The aggressive policies of American imperialism produced the desired consequences: within the United States the living standards of the working class either stagnated or declined; within the so-called “Third World” there occurred a horrifying deterioration in the conditions of hundreds of millions of people. For the ruling class and the wealthiest sections of the upper-middle class, these policies produced benefits of which they could have only dreamed. Depressed wage levels within the United States, an inexhaustible supply of low-cost labor overseas, and the availability of cheap commodity prices, produced the ideal environment for the massive stock market boom of the 1990s (which, it should be recalled, began in the aftermath of the first Gulf War of 1991).

The economic stability of American capitalism and, with it, the vast fortunes accumulated by its ruling elite in the course of the speculative boom on Wall Street became dependent, or, one might say, addicted, to depressed wage levels in the United States and the continuing supply from overseas of cheap raw materials (especially oil) and low-cost labor.[10]

Comrade North developed these themes in his analysis of the US-NATO war in Yugoslavia:

The stock market boom has been fueled and sustained, above all, by the deflationary (or disinflationary) environment that has depended on the protracted decline of commodity prices for raw materials. The decline has not been simply the product of objective economic processes, but of ruthless policies pursued by the major imperialist powers to undermine the ability of ‘third world’ producers to raise commodity prices. The successful destruction of the pricing power of the OPEC oil cartel—in which the Gulf War of 1990-91 played a major role—is the most significant example of the relationship between the accumulation of wealth in the imperialist countries and the intensifying exploitation of the less-developed countries. Those in the advanced countries whose wealth is based on rising share values have benefited directly from this process.[11]

The report continued:

The social structure and class relations of all the major capitalist countries have been deeply affected by the stock market boom that began in the early 1980s. Perpetually rising share values, especially the explosion in market valuations since 1995, have given a significant section of the middle class—especially among the professional elite—access to a degree of wealth they could not have imagined at the outset of their careers. …

The reactionary, conformist and cynical intellectual climate that prevails in the United States and Europe—promoted by the media and adapted to by a largely servile and corrupted academic community—reflects the social outlook of a highly privileged stratum of the population that is not in the least interested in encouraging a critical examination of the economic and political bases of its newly-acquired riches.[12]

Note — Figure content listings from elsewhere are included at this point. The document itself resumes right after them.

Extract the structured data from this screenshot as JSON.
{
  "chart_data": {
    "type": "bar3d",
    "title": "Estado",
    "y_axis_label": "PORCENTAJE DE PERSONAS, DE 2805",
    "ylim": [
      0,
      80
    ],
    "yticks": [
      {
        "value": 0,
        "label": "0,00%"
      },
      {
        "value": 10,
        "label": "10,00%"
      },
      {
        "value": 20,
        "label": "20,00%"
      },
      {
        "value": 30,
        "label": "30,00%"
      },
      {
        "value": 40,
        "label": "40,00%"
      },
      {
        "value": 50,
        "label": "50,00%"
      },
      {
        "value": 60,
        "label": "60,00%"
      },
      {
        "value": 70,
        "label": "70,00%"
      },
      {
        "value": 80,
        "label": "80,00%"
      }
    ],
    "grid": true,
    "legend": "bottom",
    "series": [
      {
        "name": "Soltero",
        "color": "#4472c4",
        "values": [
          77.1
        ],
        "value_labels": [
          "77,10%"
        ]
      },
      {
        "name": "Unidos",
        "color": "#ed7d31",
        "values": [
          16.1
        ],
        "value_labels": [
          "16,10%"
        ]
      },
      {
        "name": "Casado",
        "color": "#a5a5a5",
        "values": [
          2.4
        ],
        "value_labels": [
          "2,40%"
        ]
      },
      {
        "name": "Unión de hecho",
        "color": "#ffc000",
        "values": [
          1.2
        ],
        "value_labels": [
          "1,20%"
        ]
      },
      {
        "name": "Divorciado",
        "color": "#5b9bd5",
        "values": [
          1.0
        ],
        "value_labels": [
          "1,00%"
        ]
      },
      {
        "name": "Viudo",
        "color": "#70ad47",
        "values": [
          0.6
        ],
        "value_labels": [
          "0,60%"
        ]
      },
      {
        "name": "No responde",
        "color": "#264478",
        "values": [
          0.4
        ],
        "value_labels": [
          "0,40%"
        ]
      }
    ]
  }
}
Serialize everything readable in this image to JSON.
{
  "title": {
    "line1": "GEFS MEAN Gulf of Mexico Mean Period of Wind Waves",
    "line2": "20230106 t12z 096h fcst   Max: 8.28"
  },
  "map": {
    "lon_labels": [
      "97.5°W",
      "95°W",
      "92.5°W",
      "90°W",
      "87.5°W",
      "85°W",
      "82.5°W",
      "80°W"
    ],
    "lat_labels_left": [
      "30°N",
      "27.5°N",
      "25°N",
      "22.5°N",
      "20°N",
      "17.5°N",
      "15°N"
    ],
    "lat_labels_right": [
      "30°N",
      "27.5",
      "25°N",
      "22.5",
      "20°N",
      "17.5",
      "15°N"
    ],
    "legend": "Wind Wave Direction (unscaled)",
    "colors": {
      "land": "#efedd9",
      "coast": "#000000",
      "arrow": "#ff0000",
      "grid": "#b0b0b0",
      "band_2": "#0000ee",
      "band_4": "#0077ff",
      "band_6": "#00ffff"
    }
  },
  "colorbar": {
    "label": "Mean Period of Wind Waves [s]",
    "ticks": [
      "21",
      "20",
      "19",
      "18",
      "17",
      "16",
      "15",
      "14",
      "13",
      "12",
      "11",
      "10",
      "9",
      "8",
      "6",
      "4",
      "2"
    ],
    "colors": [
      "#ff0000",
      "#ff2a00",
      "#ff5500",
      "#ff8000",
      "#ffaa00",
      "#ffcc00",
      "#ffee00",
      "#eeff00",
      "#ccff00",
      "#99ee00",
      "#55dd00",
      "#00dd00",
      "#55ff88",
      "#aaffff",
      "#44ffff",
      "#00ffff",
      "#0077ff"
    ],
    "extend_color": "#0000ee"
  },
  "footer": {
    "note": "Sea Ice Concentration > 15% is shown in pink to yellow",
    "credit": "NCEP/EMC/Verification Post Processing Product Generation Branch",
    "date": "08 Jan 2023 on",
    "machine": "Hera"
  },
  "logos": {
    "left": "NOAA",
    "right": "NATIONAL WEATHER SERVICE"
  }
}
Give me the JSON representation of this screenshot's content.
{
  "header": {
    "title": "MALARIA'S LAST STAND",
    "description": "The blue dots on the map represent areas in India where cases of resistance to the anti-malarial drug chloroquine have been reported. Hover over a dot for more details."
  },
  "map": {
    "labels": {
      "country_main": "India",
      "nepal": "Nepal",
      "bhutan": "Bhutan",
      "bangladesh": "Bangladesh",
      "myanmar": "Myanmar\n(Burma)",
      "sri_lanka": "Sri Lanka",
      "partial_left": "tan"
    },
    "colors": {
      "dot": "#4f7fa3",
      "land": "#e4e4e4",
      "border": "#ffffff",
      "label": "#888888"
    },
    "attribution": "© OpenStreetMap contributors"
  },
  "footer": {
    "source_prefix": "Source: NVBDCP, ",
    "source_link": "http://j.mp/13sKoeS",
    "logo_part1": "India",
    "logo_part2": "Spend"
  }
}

But while the eruption of American militarism proved to be a bonanza for America’s financial oligarchy and affluent sections of the upper-middle class, these wars have been a disaster not only for the countries subjected to US invasion, but for broad sections of the American population.

They have killed millions of people all over the world, destroyed entire societies, and involved the most horrific war crimes since the second world war. These wars led the institutionalization of torture, kidnapping, and illegal warrantless government spying.

In its report exposing the US torture of detainees at Abu Ghraib prison in Iraq, “60 Minutes” described the evidence of US war crimes:

Some pictures show Americans, men and women in military uniforms, posing with naked Iraqi prisoners. There are shots of the prisoners stacked in a pyramid, one with a slur written on his skin in English. In some, the male prisoners are positioned to simulate sex with each other… In most of the pictures, the Americans are laughing, posing, pointing, or giving the camera a thumbs-up.[13]

That video is just one piece of documentary evidence showing the criminality of and brutality of the wars launched by the United States in the name of the so-called “war on terror” and the eruption of US imperialism over the course of the past 40 years.